01

Evidence from US Equities

Passive investing now accounts for more than 60% of total US fund assets. As index-tracking vehicles mechanically allocate capital based on index membership rather than fundamental value, a growing body of literature questions whether this structural shift impairs the price discovery process that underpins market efficiency.

This thesis investigates two related but distinct channels through which passive dominance may distort equity markets: valuation inflation among index constituents, and the deterioration of return independence as correlation structures become increasingly driven by mechanical rebalancing rather than firm-specific information.

The empirical framework draws on over three decades of CRSP daily data, Compustat valuation ratios, and Morningstar fund flow data — covering 1,255 S&P 500 constituent firms across 8,311 trading days.
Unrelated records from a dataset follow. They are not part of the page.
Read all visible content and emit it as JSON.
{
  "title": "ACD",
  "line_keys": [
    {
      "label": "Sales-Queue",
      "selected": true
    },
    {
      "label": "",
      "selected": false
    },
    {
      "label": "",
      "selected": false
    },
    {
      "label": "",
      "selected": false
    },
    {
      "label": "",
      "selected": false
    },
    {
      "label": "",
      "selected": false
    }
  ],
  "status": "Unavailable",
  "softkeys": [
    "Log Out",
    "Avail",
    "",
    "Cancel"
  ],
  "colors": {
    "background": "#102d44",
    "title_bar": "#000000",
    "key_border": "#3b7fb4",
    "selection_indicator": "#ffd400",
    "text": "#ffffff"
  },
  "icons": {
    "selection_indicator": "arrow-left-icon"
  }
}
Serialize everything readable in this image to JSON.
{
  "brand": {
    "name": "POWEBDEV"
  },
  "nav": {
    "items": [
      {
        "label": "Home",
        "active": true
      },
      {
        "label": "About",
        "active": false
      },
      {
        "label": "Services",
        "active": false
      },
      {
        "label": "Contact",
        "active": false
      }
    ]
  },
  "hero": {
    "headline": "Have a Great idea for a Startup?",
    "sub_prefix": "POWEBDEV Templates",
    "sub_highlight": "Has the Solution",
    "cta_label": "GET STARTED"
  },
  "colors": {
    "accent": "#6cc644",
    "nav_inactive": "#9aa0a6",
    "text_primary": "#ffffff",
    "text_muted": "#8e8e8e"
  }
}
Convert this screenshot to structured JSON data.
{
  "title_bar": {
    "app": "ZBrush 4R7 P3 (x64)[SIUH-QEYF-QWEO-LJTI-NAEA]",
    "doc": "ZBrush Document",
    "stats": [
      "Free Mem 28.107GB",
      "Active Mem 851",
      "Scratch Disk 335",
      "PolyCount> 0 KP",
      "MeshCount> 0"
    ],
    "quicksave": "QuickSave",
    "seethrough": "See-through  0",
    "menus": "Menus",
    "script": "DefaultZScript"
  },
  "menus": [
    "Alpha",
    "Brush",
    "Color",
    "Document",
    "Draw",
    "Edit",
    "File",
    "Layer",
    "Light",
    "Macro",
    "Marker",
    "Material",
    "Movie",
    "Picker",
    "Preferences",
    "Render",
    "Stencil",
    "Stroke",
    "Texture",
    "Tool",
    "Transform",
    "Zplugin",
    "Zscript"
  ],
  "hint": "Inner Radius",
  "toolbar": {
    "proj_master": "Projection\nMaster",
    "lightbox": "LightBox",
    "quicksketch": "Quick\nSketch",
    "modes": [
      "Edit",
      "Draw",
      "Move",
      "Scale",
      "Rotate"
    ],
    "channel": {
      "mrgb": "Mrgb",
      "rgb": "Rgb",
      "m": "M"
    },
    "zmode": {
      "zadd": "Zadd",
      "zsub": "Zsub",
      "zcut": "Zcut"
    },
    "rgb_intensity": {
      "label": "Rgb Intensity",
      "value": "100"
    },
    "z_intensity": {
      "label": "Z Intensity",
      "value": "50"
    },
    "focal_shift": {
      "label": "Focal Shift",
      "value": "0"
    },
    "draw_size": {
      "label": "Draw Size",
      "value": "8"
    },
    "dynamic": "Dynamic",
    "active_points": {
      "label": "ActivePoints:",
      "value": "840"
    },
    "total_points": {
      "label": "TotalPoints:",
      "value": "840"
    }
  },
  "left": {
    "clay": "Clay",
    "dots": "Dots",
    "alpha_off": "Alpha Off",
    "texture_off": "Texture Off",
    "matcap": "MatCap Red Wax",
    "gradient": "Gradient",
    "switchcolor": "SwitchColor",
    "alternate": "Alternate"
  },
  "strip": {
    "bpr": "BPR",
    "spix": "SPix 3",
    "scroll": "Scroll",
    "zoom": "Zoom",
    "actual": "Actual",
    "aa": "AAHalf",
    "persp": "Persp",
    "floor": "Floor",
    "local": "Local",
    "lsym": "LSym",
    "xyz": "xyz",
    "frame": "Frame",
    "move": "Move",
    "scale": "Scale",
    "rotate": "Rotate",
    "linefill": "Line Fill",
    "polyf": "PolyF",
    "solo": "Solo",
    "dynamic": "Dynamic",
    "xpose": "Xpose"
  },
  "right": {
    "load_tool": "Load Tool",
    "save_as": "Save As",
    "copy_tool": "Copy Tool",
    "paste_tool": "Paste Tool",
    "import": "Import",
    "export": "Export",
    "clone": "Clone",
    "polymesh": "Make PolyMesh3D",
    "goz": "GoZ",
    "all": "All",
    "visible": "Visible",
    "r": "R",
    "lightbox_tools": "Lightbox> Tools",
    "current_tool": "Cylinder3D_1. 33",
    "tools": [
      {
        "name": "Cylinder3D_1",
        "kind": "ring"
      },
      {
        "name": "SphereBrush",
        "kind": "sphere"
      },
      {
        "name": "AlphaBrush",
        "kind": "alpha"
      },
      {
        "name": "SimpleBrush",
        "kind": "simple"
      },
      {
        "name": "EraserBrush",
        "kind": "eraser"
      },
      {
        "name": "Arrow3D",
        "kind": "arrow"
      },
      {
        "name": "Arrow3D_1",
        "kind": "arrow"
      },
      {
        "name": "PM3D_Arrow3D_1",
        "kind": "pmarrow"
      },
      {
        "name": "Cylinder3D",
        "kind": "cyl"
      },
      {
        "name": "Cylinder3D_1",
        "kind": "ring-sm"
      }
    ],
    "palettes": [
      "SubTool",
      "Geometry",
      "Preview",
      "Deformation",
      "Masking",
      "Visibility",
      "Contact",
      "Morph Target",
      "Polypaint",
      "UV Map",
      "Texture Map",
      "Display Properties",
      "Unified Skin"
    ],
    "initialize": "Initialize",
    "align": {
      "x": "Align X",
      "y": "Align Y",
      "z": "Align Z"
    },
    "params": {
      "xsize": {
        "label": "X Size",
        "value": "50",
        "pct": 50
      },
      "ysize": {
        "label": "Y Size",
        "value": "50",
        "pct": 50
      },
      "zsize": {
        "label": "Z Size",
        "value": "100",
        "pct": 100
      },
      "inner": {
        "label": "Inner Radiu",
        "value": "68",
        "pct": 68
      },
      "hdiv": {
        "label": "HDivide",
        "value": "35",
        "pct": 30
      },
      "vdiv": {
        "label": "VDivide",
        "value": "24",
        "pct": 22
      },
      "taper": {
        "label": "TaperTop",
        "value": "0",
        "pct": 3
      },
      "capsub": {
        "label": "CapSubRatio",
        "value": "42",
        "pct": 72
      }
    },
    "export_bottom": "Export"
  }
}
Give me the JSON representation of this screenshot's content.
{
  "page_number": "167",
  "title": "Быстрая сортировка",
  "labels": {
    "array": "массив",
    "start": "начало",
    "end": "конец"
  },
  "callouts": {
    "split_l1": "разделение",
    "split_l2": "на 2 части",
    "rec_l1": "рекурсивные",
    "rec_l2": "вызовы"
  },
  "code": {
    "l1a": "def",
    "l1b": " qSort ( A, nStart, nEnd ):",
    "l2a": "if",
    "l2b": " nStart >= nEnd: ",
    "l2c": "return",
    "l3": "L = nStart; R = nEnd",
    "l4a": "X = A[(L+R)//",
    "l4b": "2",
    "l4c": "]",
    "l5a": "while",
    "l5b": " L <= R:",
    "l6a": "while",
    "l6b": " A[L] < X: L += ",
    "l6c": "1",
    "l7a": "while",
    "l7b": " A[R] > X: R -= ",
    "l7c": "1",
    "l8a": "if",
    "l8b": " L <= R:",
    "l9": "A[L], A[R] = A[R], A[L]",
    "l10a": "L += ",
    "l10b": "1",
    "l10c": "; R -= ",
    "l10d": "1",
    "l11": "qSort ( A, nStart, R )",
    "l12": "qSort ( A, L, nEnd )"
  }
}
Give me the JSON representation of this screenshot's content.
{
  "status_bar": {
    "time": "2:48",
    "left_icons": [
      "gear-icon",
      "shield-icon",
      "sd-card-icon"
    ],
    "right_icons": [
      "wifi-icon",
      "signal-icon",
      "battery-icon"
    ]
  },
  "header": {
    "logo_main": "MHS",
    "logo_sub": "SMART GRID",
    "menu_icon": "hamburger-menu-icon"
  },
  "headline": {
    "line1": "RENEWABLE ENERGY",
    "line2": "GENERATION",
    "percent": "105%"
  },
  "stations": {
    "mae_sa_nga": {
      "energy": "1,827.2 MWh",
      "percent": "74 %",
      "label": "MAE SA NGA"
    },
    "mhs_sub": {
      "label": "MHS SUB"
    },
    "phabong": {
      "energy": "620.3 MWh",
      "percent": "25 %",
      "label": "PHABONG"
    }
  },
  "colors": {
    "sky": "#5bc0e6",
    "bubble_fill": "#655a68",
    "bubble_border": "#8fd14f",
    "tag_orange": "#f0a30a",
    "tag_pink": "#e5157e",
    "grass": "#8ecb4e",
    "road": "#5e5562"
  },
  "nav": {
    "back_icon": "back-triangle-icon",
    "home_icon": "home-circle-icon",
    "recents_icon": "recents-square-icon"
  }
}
All estimation is performed in Python using a reproducible, point-in-time pipeline with no look-ahead bias.

Theoretical anchors: Grossman & Stiglitz (1980) — the information acquisition paradox — and Asness (2024) — the Less-Efficient Market Hypothesis (LEMH).

02

Two Research Questions

The thesis tests two primary hypotheses, each addressing a distinct dimension of market quality under passive dominance.

H1 — Price Distortion

Passive flows inflate valuations beyond fundamentals

Passive capital inflows decouple stock prices from fundamental value, driving P/E and P/B multiples of index constituents beyond what earnings growth explains. Index membership creates a valuation premium unrelated to firm quality.

H2 — Systematic Fragility

Passive investing increases correlation and concentration risk

Mechanical rebalancing increases return co-movement, price synchronicity, and correlation asymmetry — particularly during market downturns. This increases systemic risk across the index and reduces the portfolio diversification benefit for investors.

03

Four Primary Sources

The empirical analysis draws on four distinct data sources, spanning January 1992 to December 2024. All data assembly is performed in Python with point-in-time integrity enforced throughout — no data item is used before its public availability date.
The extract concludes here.